What can we do about media violence? In a free society, censorship is unthinkable, unconstitutional, and ultimately unsuccessful. However, as House Speaker Dennis Hastert stated, “Free expression does not necessarily have to lead to moral chaos. Let us join together in finding ways to help parents raise their children to be good, productive citizens.” When this country was founded, it was determined that all Americans should be educated to read and write, because only through literacy could we be good citizens and keep our country free. Today, we receive over 95% of our information from non-print media.
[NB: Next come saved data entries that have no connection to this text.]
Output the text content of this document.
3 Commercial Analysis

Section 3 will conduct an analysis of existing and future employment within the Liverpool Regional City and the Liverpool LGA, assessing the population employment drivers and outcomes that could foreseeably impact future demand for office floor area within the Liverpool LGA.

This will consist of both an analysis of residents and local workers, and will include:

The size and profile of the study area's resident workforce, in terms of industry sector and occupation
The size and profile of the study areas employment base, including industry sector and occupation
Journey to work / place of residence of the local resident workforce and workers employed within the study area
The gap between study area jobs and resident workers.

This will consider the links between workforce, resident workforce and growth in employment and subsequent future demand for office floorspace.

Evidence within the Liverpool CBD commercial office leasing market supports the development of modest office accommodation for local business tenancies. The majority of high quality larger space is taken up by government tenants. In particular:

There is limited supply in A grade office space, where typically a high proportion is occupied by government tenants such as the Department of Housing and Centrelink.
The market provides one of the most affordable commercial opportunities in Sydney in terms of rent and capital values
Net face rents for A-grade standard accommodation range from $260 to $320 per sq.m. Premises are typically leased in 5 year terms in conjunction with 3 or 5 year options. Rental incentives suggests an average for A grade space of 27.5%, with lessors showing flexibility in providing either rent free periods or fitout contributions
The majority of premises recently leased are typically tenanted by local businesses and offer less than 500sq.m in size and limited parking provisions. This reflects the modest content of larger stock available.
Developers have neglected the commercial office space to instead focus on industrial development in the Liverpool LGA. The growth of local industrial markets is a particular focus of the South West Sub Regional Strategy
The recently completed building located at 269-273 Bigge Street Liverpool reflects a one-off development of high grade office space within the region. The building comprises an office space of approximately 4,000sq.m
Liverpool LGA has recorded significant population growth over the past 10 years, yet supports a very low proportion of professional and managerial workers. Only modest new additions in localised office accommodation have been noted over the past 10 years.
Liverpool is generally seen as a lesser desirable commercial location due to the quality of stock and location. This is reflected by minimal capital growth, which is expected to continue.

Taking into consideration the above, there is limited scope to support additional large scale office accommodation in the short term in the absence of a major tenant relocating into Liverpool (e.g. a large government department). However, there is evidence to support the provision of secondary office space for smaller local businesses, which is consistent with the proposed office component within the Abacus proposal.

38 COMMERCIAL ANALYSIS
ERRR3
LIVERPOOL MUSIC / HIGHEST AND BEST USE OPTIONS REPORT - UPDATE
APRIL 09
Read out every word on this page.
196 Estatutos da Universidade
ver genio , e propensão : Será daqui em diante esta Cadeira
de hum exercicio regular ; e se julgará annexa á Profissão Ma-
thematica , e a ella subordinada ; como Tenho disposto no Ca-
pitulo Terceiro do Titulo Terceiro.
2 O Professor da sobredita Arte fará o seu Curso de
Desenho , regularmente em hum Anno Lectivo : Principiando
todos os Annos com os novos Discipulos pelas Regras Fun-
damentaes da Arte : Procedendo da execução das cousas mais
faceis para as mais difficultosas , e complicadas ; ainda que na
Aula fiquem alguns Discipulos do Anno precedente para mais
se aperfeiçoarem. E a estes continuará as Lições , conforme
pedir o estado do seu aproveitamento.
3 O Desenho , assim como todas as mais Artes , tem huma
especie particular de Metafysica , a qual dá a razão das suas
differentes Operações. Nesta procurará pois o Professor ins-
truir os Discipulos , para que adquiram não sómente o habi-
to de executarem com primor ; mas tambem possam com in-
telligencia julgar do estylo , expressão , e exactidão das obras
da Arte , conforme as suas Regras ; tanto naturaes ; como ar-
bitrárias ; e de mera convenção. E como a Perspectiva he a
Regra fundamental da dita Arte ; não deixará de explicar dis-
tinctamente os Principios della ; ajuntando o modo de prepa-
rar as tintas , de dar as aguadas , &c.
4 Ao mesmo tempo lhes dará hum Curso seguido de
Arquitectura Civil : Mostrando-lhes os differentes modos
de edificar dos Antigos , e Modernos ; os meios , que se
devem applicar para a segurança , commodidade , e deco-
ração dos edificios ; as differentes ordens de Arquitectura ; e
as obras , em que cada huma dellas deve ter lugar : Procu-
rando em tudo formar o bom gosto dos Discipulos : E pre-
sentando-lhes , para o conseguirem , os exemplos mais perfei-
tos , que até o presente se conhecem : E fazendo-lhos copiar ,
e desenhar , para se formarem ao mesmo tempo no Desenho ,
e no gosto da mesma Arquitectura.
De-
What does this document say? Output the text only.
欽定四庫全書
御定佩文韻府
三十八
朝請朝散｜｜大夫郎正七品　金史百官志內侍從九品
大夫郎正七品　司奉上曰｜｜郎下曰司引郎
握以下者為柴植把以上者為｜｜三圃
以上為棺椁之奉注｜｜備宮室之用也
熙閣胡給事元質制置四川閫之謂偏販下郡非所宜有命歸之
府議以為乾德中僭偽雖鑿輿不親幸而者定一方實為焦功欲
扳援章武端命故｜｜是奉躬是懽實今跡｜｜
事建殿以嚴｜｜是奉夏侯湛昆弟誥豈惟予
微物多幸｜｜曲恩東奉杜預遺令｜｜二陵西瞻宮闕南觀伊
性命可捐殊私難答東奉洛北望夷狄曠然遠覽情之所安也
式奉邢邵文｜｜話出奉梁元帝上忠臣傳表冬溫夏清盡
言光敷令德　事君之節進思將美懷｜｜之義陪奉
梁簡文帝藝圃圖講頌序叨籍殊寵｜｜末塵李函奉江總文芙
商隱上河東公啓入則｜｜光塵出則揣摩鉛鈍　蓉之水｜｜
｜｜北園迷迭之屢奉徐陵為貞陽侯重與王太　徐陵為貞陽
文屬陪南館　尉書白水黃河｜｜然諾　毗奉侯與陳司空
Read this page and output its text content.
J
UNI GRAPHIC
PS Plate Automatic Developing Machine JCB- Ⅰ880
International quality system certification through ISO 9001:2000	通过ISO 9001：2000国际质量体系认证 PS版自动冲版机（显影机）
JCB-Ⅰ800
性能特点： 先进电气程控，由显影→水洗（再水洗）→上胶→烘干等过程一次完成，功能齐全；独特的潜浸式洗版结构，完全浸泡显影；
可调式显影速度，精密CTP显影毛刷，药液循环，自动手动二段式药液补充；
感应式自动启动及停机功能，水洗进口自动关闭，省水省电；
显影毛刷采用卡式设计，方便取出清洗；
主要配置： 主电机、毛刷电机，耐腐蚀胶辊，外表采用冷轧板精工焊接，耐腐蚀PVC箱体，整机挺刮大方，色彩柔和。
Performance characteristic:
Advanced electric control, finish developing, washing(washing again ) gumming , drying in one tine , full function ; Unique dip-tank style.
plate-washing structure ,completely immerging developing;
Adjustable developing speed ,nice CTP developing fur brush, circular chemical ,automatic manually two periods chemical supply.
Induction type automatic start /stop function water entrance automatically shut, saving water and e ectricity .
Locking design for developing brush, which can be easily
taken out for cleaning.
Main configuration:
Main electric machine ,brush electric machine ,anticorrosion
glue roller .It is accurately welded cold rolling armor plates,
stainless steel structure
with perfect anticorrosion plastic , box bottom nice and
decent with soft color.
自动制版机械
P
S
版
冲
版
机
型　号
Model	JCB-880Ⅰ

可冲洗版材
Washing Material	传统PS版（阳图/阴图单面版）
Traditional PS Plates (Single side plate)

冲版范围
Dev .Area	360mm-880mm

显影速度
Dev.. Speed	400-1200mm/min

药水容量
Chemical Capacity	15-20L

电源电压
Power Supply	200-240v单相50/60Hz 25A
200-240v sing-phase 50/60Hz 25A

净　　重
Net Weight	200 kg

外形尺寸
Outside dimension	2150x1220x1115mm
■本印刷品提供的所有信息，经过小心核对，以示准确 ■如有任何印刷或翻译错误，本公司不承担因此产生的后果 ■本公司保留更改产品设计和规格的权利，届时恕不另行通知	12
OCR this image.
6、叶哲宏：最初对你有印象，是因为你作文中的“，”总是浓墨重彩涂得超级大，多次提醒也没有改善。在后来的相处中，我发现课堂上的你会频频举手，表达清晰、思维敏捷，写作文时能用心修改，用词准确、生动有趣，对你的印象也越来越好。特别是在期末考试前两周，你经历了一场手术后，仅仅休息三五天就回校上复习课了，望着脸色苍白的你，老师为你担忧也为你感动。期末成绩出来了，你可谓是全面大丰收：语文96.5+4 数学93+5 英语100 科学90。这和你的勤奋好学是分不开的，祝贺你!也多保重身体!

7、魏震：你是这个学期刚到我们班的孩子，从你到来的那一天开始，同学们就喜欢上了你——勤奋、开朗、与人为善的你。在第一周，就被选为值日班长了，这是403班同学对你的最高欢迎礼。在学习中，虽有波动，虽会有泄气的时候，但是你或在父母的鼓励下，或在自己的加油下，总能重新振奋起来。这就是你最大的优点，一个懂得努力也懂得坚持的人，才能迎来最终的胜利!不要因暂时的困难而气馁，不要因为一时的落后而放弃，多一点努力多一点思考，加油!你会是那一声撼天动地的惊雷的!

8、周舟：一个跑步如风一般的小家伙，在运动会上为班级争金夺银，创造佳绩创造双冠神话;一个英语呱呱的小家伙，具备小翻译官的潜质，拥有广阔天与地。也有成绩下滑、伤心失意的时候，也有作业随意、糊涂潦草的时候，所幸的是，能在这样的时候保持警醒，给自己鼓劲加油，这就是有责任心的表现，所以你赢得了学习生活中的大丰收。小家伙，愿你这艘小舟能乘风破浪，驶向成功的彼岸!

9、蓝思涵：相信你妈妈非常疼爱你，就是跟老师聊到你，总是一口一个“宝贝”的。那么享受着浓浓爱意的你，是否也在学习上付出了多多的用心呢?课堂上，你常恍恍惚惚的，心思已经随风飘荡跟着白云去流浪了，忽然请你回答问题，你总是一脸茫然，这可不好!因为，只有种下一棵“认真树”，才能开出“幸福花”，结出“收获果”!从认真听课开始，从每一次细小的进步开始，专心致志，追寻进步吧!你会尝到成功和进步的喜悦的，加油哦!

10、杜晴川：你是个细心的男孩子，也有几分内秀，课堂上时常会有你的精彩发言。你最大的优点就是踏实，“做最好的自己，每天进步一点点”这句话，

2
To protect ourselves and our children from undue influence, we must become media literate. With a few simple lessons, even the youngest child can understand how media work on us. Media literacy allows us to view critically and avoid being manipulated. Understanding the influence that certain media content can have on us, we can choose our media thoughtfully, avoiding content that has negative effects and bringing market forces to bear on this public health threat. The young people of this country drink in media, all day, every day. What would we do if we discovered that the water our children drank was full of factors toxic to their physical and mental health? The question for consumers and producers of media is simple: in what kind of environment do we want our children to grow up?
In 1964, the Surgeon General of the United States issued a statement which, for the first time, linked lung cancer, emphysema, and heart disease with tobacco use. In 1972, the Surgeon General published a similar statement, calling for research and intervention on media exposure as a serious public health problem. Over the past four decades, America’s response to the Surgeon General’s tobacco statement, by health care providers, by educators, by legislators, and by society at large, has been profound. The attitudes and behaviors of our society have changed and millions of unnecessary deaths have been prevented. Until recently, the response to the Surgeon General’s media statement has not generated a similar response. As one prominent media researcher has stated, there is no need for further research on media and violence -- the evidence is overwhelming. The time has come to act, to learn from the public health success of tobacco intervention and to combat the public health threats of the Information Age.